A public API provided by Google that allows applications to check URLs against Google's database of dangerous sites. Used by browsers (Chrome, Firefox, Safari), email clients, and security tools. The API distributes Safe Browsing data via hash prefix lookups, providing privacy-preserving URL checking at scale. Available in v4 (Update API) and v5 (Lookup API) versions.

Google Safe Browsing

Security Vendor

An organization that maintains threat intelligence databases and provides security products (antivirus, firewalls, web filters, email gateways) that rely on URL and domain reputation data. Major vendors include Google, Microsoft, Fortinet, Sophos, Kaspersky, ESET, Bitdefender, McAfee/Trellix, Symantec/Broadcom, and Cisco Talos. BrandsDefender monitors 87+ vendors.
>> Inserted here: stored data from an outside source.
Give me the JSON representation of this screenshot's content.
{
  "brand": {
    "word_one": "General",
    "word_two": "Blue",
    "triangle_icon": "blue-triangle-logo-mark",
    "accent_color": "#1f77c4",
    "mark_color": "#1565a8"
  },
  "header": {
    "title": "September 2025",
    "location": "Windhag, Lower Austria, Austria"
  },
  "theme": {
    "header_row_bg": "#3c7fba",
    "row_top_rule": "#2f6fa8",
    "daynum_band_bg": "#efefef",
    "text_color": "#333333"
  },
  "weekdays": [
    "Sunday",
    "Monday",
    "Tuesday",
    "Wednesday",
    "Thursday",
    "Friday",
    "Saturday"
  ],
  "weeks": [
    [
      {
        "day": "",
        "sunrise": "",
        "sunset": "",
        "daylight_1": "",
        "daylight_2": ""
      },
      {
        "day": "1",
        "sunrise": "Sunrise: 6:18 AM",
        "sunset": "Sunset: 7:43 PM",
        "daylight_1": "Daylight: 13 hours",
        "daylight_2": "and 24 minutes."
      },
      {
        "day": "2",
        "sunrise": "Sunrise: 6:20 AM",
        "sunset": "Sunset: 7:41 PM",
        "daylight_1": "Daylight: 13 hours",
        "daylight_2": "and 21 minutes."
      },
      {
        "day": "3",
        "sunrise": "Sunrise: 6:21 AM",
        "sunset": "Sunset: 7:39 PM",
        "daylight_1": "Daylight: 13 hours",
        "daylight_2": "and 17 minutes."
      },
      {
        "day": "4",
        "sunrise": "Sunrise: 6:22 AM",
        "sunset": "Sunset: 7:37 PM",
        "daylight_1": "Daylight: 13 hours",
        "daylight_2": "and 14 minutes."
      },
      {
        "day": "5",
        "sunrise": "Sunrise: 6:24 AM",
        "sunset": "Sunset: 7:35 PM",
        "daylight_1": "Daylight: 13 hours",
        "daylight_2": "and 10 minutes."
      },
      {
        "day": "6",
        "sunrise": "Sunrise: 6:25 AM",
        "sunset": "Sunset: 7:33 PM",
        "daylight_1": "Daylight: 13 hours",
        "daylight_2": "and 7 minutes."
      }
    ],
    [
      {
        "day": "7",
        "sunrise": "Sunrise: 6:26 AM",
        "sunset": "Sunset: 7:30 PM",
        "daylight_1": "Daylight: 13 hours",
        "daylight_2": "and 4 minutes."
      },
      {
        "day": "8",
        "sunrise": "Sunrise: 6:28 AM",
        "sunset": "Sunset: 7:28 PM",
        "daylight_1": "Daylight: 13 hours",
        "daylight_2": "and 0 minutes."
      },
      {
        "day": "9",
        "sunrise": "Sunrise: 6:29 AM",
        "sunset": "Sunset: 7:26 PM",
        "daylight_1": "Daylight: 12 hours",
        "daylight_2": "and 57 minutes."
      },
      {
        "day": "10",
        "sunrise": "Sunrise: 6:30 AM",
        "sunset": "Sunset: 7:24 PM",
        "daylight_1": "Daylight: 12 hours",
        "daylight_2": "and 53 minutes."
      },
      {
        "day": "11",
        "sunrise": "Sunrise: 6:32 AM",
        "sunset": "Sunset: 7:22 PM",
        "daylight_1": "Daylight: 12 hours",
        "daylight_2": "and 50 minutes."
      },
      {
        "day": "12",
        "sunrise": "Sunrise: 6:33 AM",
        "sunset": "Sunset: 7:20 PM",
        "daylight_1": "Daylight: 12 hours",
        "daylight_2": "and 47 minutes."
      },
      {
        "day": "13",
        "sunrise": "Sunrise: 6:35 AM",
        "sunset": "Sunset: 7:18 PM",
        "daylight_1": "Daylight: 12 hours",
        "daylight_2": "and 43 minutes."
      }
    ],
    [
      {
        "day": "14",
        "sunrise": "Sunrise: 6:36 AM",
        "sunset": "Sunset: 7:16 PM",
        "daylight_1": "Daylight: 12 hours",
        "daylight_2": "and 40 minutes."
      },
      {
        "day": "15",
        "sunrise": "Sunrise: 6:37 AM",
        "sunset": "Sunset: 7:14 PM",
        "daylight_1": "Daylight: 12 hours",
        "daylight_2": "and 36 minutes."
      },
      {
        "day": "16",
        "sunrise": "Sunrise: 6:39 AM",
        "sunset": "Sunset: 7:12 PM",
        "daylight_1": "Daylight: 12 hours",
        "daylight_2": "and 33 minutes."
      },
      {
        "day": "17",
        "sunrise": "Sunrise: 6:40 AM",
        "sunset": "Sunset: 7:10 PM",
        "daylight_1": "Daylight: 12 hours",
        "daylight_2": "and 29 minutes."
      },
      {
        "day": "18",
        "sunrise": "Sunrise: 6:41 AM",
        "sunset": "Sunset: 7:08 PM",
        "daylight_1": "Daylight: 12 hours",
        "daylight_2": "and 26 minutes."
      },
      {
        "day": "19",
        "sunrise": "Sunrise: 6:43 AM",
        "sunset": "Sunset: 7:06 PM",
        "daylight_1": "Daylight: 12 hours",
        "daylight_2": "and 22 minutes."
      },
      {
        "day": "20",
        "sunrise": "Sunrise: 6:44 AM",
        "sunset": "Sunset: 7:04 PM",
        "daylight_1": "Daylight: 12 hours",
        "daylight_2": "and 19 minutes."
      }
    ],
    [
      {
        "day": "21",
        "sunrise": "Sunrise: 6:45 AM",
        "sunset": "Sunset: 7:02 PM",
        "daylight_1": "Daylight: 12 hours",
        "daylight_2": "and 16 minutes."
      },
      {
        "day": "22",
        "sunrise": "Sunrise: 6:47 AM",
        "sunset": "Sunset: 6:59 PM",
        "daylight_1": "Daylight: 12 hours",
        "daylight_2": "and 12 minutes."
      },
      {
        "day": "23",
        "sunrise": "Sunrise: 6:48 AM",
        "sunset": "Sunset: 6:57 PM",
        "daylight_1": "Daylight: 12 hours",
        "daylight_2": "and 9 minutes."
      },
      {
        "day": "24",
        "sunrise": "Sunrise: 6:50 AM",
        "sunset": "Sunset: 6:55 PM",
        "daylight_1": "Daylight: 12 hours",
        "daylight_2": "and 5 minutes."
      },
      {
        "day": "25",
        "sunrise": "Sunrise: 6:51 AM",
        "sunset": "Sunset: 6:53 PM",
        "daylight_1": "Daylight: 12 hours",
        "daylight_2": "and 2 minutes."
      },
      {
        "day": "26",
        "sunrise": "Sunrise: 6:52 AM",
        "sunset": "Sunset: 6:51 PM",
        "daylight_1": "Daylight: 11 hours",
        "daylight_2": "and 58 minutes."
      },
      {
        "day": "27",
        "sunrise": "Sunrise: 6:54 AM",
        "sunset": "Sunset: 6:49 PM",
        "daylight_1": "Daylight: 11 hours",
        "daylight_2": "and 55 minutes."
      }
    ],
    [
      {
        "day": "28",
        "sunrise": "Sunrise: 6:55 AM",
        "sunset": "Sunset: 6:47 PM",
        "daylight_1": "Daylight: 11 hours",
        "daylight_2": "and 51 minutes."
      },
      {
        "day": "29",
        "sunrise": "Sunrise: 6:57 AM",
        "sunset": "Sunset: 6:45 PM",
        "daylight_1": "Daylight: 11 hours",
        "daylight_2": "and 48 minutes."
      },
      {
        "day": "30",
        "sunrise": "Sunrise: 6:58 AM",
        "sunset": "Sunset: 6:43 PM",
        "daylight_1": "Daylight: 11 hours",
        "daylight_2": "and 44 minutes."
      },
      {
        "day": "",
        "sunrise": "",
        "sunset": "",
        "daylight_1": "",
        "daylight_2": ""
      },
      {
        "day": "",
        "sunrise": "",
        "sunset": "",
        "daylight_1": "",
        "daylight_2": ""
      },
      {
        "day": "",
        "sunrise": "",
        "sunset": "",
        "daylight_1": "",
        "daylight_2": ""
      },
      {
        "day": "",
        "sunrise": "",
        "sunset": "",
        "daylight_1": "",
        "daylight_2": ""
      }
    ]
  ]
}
Threat IntelligenceDomain Reputation

Shared Hosting Contamination

When a domain is flagged not because of its own content, but because it shares a hosting IP address with one or more malicious domains. Security vendors that evaluate IP-level reputation can penalize all sites on a shared IP when any one site is compromised. This is one of the most common causes of false positive flags for legitimate businesses using shared or budget hosting.

IP ReputationFalse Positive
T

Threat Intelligence

Aggregated data about current and emerging cyber threats, including malicious URLs, IP addresses, file hashes, and behavioral indicators. Security vendors consume and produce threat intelligence feeds. VirusTotal is a major aggregation platform where 70+ vendors contribute their detection results, creating a shared intelligence ecosystem.

Security VendorVirusTotal
V

VirusTotal

A free URL and file scanning service owned by Google/Alphabet that aggregates results from 70+ antivirus engines and URL scanners. Widely used by security professionals to check the reputation of files and URLs. When a domain shows even one positive detection on VirusTotal, it can trigger blocks by enterprise security tools that consume VirusTotal data.

W

Web Application Firewall (WAF)

A security appliance or service that filters HTTP/HTTPS traffic to web applications. WAFs can block access to and from blacklisted domains. Enterprise WAFs from vendors like Fortinet, Palo Alto, and Cisco use URL reputation databases to prevent users from accessing flagged sites — meaning a false positive in these databases blocks your site for entire organizations.